FROM FASHION TO THE BIG SCREEN: CHANEL’S JACKET
Posted on December 3, 2014 by Margherita Nannuzzi
“Among the things that will never go out of fashion there are jeans, white shirt and Chanel’s jacket». These are Karl Lagerfeld’s words, who will present December the 1st a short film entitled Reincarnation, that reveals the anecdote behind the history of the famous Chanel’s jacket: in 1954 the French stylist was particularly impressed by the jacket worn by an usher in a Salzburg’s Hotel. According to the shape of that jacket, Chanel designed a timeless piece of women’s fashion.
Exactly in the early 1950s, when fashion and women returned to dream after the great straits of World War II and while Hollywood was offering sexy beauties from tight-fitting clothes like Marilyn, Coco Chanel, instead, preferred to create simple models and make women’s clothing more functional, without ever sacrificing femininity and elegance.
The male cut tweed jacket characterized by straight line, that Chanel combines almost always with a knee-length skirt, is still very imitated and loved whether on the catwalks or in department stores. Many fashion houses reproduce the model almost every year: just look at Pinko, Elisabetta Franchi, Denny Rose and even Zara’s catalogues, just to list some of the most affordable brand!

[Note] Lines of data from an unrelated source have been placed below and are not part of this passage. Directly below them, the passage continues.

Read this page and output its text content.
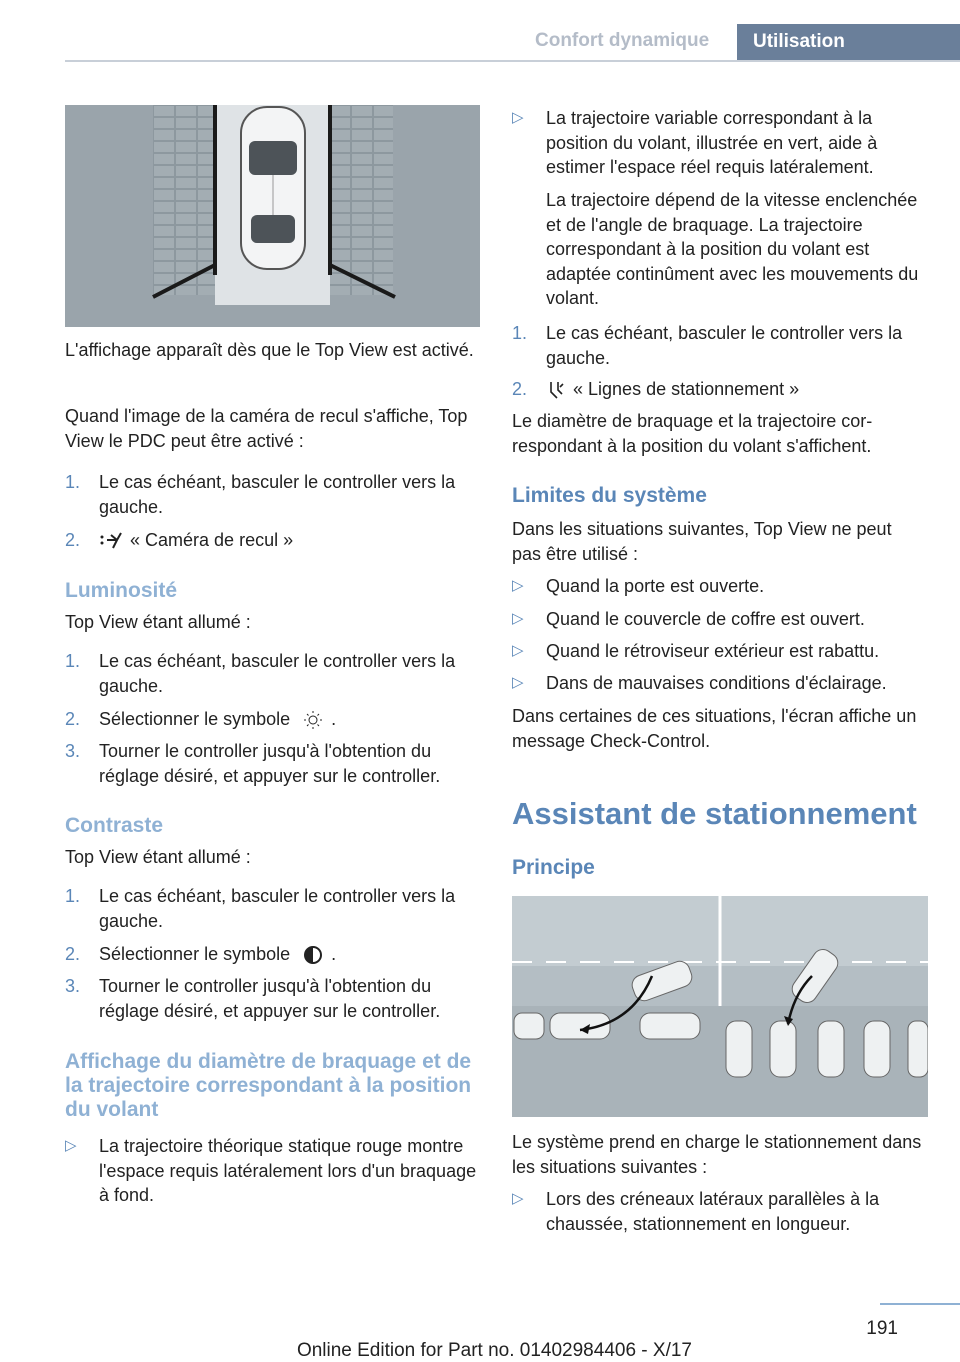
Confort dynamique	Utilisation

L'affichage apparaît dès que le Top View est activé.

Quand l'image de la caméra de recul s'affiche, Top View le PDC peut être activé :

1. Le cas échéant, basculer le controller vers la gauche.
2.	« Caméra de recul »
Luminosité

Top View étant allumé :

1. Le cas échéant, basculer le controller vers la gauche.
2. Sélectionner le symbole .
3. Tourner le controller jusqu'à l'obtention du réglage désiré, et appuyer sur le controller.
Contraste

Top View étant allumé :

1. Le cas échéant, basculer le controller vers la gauche.
2. Sélectionner le symbole .
3. Tourner le controller jusqu'à l'obtention du réglage désiré, et appuyer sur le controller.
Affichage du diamètre de braquage et de la trajectoire correspondant à la position du volant
▷ La trajectoire théorique statique rouge montre l'espace requis latéralement lors d'un braquage à fond.
▷ La trajectoire variable correspondant à la position du volant, illustrée en vert, aide à estimer l'espace réel requis latéralement.

La trajectoire dépend de la vitesse enclenchée et de l'angle de braquage. La trajectoire correspondant à la position du volant est adaptée continûment avec les mouvements du volant.

1. Le cas échéant, basculer le controller vers la gauche.
2.	« Lignes de stationnement »

Le diamètre de braquage et la trajectoire correspondant à la position du volant s'affichent.

Limites du système

Dans les situations suivantes, Top View ne peut pas être utilisé :

▷ Quand la porte est ouverte.
▷ Quand le couvercle de coffre est ouvert.
▷ Quand le rétroviseur extérieur est rabattu.
▷ Dans de mauvaises conditions d'éclairage.

Dans certaines de ces situations, l'écran affiche un message Check-Control.

Assistant de stationnement
Principe

Le système prend en charge le stationnement dans les situations suivantes :

▷ Lors des créneaux latéraux parallèles à la chaussée, stationnement en longueur.
191
Online Edition for Part no. 01402984406 - X/17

The trend of fashion tends to be cyclical, which means that its deepest essence is change, speed, transformation; but those items of fashion like Chanel’s jacket seem to be crystallized by time, because the same pattern of jacket is revived every year with just a few small variations.
One of the last tributes to the Chanel’s jacket is Woody Allen’s one in the movie Blue Jasmine (2013). The white wool Chanel’s jacket and the Hermes bag, worn in many scenes of the movie, symbolize for the female character, heavily exhausted and indebted due to the dirty business of her husband, the only connection with the marvelous life she led in the high society.